Como qualquer adolescente, eu estava feliz trocando mensagens no celular. Me empolguei tanto que esqueci uma panela no fogão. Se fosse só isso, ainda estaria tudo bem; eu levaria uma bronca e vida que segue. O que eu não daria por uma simples bronca agora. Mas, além de distraída, estava tão envolvida na conversa que joguei um guardanapo de qualquer jeito perto do fogão e fui ao meu quarto buscar uma caneta. Era só um guardanapo, mas as coisas fugiram do controle rapidamente.
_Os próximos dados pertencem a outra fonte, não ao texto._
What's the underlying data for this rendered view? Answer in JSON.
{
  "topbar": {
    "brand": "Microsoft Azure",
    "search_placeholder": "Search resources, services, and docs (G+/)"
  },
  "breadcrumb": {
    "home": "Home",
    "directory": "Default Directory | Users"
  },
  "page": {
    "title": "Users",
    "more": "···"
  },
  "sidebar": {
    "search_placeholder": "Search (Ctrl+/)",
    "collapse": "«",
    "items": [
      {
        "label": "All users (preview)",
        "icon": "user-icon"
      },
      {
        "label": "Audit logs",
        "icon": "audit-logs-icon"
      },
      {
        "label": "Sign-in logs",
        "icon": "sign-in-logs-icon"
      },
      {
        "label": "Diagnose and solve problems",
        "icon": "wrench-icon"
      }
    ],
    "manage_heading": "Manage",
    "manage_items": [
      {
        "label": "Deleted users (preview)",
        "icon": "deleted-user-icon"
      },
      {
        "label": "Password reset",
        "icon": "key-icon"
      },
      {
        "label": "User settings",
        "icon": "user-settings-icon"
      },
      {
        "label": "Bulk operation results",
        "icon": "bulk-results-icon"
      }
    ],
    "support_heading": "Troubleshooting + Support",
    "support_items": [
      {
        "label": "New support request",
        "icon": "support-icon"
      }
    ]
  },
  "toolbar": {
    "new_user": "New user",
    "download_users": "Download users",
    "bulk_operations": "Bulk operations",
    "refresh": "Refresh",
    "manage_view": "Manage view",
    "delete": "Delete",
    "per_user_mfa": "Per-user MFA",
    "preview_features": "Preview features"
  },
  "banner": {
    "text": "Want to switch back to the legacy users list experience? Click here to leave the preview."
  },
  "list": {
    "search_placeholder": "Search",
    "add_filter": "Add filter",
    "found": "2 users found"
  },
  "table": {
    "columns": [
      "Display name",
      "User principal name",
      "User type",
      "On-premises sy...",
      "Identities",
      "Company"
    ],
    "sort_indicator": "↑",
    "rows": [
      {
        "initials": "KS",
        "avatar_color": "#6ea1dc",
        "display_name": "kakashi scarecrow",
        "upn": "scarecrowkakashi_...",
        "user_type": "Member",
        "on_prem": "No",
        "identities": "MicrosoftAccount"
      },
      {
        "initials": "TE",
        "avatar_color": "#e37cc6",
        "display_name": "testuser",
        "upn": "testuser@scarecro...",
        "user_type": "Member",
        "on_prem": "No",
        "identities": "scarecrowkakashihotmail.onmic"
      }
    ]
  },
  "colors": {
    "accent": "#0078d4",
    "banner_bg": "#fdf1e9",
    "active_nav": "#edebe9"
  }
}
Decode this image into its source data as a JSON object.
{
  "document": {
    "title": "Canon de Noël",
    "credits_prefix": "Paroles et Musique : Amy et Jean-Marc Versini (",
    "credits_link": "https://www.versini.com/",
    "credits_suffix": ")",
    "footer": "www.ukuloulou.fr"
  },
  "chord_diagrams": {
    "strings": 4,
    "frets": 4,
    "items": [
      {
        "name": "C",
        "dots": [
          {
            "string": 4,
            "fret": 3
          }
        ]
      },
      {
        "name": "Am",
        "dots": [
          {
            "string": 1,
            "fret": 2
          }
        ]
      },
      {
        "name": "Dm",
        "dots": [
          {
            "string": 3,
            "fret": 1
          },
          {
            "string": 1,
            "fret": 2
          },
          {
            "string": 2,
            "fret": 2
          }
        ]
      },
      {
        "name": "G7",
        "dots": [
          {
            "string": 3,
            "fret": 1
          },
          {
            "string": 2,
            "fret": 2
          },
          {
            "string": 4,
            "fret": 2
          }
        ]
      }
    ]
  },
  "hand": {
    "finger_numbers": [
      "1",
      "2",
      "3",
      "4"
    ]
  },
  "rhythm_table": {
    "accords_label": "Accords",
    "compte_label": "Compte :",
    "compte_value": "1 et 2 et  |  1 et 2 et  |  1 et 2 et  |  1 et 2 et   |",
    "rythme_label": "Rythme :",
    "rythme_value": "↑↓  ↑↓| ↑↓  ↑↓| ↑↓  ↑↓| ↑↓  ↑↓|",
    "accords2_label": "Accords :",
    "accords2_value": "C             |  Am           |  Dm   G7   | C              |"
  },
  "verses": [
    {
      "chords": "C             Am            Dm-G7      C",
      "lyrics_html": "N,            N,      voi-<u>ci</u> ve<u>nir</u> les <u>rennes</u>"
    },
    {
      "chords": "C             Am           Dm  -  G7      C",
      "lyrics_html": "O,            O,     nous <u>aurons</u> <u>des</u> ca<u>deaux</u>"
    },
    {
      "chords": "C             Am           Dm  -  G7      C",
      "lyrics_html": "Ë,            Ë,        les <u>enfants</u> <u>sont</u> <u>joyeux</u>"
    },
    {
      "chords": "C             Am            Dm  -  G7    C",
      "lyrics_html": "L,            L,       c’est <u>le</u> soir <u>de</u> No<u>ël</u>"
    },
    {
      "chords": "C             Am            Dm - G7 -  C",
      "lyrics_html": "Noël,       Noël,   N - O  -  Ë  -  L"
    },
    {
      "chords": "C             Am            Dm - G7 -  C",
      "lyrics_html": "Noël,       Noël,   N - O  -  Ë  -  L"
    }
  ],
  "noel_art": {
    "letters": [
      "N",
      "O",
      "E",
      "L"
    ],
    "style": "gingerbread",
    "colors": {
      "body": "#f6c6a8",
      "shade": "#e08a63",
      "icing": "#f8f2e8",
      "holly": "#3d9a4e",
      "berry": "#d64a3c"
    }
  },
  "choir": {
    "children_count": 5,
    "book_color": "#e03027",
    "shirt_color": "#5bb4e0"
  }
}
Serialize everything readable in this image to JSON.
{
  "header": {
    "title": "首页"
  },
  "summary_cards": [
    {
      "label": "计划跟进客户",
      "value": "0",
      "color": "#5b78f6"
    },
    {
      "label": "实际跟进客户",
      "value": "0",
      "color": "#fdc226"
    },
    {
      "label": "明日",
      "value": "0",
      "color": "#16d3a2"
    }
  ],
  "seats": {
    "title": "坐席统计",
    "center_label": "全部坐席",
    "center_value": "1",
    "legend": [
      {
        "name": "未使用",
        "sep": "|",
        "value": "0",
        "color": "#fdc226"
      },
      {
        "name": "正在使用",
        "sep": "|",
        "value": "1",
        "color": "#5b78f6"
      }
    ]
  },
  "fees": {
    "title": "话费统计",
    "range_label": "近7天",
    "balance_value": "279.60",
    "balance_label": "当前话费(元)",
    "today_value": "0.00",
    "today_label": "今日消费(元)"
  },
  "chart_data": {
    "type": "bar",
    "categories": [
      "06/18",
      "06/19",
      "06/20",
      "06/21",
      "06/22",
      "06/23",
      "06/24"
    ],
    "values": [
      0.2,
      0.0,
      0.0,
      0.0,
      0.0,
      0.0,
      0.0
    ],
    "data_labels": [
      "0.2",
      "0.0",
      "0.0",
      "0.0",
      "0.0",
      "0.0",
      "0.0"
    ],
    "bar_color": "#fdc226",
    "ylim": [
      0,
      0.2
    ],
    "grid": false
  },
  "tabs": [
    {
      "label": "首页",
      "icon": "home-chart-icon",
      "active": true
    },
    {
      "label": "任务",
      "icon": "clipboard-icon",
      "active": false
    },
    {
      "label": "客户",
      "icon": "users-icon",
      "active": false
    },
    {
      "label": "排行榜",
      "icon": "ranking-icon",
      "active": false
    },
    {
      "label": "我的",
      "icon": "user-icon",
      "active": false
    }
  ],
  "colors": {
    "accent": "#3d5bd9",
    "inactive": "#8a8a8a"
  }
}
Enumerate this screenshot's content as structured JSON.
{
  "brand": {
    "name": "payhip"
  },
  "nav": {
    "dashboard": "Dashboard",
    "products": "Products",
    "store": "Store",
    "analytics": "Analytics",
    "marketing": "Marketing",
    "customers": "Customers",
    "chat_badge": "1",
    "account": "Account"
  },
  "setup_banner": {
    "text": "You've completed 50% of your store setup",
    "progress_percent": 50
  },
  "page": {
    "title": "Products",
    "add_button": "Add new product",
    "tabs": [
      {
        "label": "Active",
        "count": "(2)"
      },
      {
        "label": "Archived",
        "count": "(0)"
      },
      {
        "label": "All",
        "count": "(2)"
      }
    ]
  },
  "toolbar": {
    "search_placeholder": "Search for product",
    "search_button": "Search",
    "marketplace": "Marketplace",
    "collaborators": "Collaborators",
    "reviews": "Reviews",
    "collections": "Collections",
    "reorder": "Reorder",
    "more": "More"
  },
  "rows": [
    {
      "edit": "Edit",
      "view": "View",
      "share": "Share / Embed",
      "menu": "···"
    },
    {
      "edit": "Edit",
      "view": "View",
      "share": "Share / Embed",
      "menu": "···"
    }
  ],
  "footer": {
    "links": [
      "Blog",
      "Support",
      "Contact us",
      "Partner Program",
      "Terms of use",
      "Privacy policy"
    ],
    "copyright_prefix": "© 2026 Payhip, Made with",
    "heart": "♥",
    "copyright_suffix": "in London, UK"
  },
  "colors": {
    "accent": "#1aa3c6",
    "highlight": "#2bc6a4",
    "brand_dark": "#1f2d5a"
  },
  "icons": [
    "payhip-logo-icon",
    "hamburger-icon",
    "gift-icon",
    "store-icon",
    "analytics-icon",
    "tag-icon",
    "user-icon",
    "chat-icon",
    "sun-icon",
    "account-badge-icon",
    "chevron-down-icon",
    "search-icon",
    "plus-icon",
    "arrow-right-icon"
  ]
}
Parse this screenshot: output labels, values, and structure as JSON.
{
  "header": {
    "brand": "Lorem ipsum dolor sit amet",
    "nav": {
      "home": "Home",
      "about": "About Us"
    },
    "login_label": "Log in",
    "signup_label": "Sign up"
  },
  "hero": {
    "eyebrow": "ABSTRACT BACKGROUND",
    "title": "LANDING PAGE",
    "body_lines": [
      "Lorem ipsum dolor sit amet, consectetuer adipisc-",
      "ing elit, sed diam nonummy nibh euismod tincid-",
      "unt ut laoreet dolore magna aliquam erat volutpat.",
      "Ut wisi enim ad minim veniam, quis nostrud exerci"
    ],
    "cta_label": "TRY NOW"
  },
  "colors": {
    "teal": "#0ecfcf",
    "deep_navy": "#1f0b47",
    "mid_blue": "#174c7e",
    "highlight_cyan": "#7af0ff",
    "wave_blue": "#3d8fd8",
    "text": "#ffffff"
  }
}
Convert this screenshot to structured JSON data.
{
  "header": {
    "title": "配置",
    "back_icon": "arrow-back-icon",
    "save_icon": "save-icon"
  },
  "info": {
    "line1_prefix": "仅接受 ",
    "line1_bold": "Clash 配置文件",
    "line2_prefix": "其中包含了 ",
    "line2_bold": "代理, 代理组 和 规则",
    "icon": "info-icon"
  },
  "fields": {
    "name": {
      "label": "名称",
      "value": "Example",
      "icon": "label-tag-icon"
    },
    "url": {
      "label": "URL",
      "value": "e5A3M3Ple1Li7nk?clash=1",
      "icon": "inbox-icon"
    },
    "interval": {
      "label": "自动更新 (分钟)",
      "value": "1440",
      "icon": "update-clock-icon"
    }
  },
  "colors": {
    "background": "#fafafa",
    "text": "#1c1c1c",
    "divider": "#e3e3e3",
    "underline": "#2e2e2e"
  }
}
Minha irresponsabilidade fez com que eu não percebesse nada até o detector de fumaça disparar. Corri para a cozinha com o celular numa mão e um papel na outra, e lá estava o fogo. Em pânico, tentei jogar água, mas já era tarde demais. É um milagre eu ter escapado apenas com queimaduras nas costas e nas mãos - o que significa que, por um bom tempo, nada de regatas. Tudo foi culpa minha. Tudo pelo que meus pais trabalharam se foi. Os vizinhos só conseguiam dizer "Sinto muito por vocês" antes de voltarem para suas casas. Pelo menos eles ainda tinham casas.
"Oi, querida", papai me chamou com carinho. Dessa vez, não. Suas mãos suaves não podiam me confortar. Eu estava tão perdida em meus pensamentos que nem conseguia imaginar como superar essa culpa.
"Desculpe, papai", me desculpei, desabando em lágrimas. Como pude fazer isso com meus pais? Como vou encará-los depois disso? Eles vão me odiar se eu contar a verdade, mas, se não contar, a culpa vai me corroer viva. Estou tão confusa. Papai não percebeu o que se passava em meu rosto, ou talvez tenha interpretado mal como apenas tristeza. Não que estivesse completamente errado: eu estava triste, mas não apenas pelo motivo que ele imaginava. Mesmo assim, ele sorriu e acariciou minhas bochechas. Eu cerrei os lábios e me enrijeci.
"Não precisa pedir desculpas, querida. Não foi sua culpa, foi um acidente. Acontece o tempo todo, você não tem culpa alguma."
Mas eu tenho. Não tive coragem de contar que estava cozinhando. Ele achou que tinha sido um vazamento de gás, supôs, e eu não me esforcei para corrigi-lo. Agora, me sinto infinitamente pior.
Acenei com a cabeça enquanto ele me abraçava mais forte. Continuei sussurrando "desculpe" baixinho, por um motivo que ele desconhecia.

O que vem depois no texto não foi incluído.